In the company’s second quarter 2023 sustainability report sent to investors, a sentence warns that “at our Rincón lithium project in Argentina, our $140 million estimate and the schedule for developing the start-up plant remain under review in response to a cost escalation.”

However, the same document clarifies that the development of the initial 3,000-ton-per-year-year lithium carbonate plant is ongoing. The repercussions generated by that first line, which warned about a review, led the Australian company to have to clarify its own words in the sustainability report.

“The development and construction of the 3,000-ton-per-annum lithium carbonate plant is ongoing.
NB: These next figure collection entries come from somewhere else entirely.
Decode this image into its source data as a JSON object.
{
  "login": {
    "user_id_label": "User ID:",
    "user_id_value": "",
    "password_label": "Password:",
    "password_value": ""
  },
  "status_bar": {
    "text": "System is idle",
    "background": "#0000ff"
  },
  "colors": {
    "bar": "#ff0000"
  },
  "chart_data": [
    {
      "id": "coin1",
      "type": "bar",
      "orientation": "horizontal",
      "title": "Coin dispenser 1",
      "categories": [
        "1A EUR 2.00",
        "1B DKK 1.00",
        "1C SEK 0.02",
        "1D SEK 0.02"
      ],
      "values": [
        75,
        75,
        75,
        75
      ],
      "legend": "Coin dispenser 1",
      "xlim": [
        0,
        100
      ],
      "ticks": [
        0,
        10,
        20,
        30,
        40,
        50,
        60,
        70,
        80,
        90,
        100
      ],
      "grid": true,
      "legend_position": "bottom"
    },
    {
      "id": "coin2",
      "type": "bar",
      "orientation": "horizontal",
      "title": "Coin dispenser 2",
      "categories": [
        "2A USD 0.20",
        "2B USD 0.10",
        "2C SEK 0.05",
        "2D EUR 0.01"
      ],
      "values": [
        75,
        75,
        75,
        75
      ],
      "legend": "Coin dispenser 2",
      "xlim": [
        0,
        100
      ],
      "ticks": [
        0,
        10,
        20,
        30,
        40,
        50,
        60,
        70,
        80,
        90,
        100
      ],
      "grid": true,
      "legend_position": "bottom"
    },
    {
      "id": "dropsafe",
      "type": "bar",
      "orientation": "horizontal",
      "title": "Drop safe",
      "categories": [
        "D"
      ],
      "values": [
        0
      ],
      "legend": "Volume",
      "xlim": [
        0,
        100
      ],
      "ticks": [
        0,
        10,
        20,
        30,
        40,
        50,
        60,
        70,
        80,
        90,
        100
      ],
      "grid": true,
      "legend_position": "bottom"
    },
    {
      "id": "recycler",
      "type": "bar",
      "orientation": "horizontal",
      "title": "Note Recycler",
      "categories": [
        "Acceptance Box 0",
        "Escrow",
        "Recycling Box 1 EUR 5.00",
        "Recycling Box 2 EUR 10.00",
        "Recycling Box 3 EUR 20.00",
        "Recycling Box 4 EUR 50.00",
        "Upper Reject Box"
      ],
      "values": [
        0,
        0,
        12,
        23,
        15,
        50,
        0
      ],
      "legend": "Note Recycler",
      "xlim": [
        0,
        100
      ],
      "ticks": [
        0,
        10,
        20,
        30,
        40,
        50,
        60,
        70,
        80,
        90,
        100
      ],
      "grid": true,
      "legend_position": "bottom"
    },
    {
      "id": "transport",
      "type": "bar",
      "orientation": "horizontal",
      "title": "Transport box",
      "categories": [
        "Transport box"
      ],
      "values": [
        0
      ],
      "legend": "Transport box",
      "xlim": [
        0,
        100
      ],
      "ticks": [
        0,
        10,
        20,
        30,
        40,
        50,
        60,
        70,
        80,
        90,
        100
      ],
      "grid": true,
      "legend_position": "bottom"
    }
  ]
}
Camp construction activities continue to progress while the project’s airstrip has been completed, and while we continue with the process plant enabling works and continue to operate our pilot plant,” the statement said.

Escalating costs

Rio Tinto acknowledged that cost increases due to the high demand in the international lithium market have had an impact “on the cost of specific equipment”.

“With the greater precision that we have today of the project, we are reviewing the capital costs accompanying this scenario, which in no way implies a revision of the project,” the statement said.

According to Rio Tinto, “these higher capital costs are also reflected in the advances made in engineering, changes in scope and, as we said, higher specific equipment costs abroad”.